Le jury de la Mostra de Venise a primé l’américain Jim Jarmusch. Mais c’est la tunisienne Kaouther Ben Hania qui fait le buzz avec un film-choc dénonçant les horreurs à Gaza.
Un réalisateur primé, une réalisatrice ovationnée, ainsi s’est clôturé le festival de cinéma de Venise samedi 6 septembre dernier. Le président du jury, Alexander Payne, réalisateur de « Winter Break » et accusé en 2020 d’agression sexuelle par l’actrice Rose McGowan, a précisé en conférence de presse que l’ex-aequo n’étant pas autorisé, le jury (paritaire) avait choisi de décerner le Lion d’or à Jim Jarmusch, pour « Father, mother, sister and brother ». Une histoire de famille portée par un casting impeccable, un film « tranquille » selon son réalisateur lui-même.
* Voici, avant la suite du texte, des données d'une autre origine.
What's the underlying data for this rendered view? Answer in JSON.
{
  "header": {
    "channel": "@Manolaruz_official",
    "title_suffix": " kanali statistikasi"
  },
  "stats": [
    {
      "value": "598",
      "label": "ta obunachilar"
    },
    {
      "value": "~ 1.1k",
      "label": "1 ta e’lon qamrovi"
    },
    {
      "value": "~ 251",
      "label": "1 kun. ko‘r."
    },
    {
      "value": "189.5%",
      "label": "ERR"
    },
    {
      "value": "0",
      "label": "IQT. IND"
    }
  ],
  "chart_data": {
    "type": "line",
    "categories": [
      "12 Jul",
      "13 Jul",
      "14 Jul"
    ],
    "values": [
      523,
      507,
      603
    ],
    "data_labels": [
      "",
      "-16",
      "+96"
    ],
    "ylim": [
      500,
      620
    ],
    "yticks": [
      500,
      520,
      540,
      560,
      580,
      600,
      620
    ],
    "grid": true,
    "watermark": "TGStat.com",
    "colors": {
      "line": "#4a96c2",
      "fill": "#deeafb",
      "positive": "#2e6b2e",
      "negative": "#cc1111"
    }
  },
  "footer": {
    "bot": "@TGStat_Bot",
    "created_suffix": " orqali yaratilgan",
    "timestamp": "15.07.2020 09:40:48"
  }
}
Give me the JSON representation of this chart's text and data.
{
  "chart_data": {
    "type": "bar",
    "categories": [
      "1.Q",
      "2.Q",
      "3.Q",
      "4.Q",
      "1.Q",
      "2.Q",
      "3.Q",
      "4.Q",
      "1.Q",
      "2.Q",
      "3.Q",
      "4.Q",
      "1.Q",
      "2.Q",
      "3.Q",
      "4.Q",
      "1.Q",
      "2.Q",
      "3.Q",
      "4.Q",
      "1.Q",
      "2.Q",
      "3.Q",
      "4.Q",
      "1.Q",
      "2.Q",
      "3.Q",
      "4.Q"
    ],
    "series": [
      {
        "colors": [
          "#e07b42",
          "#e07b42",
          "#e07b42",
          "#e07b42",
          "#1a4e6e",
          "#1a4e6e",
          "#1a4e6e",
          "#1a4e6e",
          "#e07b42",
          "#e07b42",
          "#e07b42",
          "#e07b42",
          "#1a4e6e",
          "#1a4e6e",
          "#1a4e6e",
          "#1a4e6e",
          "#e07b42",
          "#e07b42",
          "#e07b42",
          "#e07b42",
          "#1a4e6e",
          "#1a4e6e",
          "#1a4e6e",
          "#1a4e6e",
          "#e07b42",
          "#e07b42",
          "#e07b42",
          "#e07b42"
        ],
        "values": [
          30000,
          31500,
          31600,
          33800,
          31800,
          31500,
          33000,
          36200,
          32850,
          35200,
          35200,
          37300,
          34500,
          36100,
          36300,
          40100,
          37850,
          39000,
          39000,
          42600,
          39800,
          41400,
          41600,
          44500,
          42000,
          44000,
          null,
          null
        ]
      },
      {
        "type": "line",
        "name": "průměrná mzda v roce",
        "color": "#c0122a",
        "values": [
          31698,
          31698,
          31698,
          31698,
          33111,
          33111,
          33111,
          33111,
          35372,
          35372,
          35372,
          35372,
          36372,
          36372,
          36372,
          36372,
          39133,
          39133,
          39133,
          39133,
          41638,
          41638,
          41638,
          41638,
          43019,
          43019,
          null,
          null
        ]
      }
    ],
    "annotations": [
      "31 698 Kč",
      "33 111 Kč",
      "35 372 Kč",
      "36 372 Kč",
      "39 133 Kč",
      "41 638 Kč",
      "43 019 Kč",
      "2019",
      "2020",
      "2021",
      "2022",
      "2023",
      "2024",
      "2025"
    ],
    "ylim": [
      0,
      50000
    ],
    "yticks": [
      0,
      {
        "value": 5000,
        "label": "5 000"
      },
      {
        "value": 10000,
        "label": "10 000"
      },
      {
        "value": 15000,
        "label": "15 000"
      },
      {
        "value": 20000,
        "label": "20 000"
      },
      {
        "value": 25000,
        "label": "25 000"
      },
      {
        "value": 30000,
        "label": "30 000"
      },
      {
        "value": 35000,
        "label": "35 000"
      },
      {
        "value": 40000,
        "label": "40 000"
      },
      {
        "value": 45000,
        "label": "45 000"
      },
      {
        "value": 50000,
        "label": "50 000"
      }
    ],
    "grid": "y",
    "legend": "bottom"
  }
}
Intranquille, carrément indigné, est le nouveau film de Kaouther Ben Hania, qui repart avec le Lion d’argent, deuxième marche du podium. « The Voice of Hind Raja » revient sur meurtre d’une fillette de 5 ans à Gaza par l’armée israélienne, après des heures d’attente des secours coincée dans une voiture criblée de balles sous les corps des membres de sa famille. Les enregistrements téléphoniques des appels à l’aide de la petite fille auprès des secours du Croissant Rouge Palestinien font partie intégrante du film. Ovationnée lors de la projection pendant 23 minutes (l’autre compétition des festivals internationaux est celle du minutage des applaudissements), re-ovationnée lors de l’annonce de son prix à la soirée de clôture, la cinéaste a prononcé un discours déterminé, qu’elle a relayé sur les réseaux : « Le cinéma ne peut pas ramener Hind, ni effacer les atrocités commises contre elle. Rien ne peut réparer ce qui a été pris. Mais le cinéma peut préserver sa voix, lui faire traverser les frontières. Car son histoire n’est pas que la sienne. C’est celle tragique de tout un peuple, un peuple souffrant d’un génocide infligé par un gouvernement israélien criminel qui agit avec impunité ». Cet engagement , la réalisatrice tunisienne le porte depuis ses premiers films, chroniqués ici : violence familliale transmise de mère en filles dans « Les filles d’Olfa » (2023), la marchandisation de la vie humaine dans le monde de l’art avec « L’homme qui avait vendu sa peau » (2020), bataille pour la reconnaissance du viol en Tunisie dans « La Belle et la Meute » (2017), un de ses films les plus réussis.
« The Voice of Hind Rajab » devrait sortir en France le 7 janvier prochain. D’ici là, une autre voix dénonçant les horreurs de Gaza se fera entendre, celle de la documentariste Sepideh Farsi, avec « Put your soul on your hand and walk », en salles le 24 septembre prochain. L’engagement militant pro-Palestine est décidément aussi affaire de réalisatrices.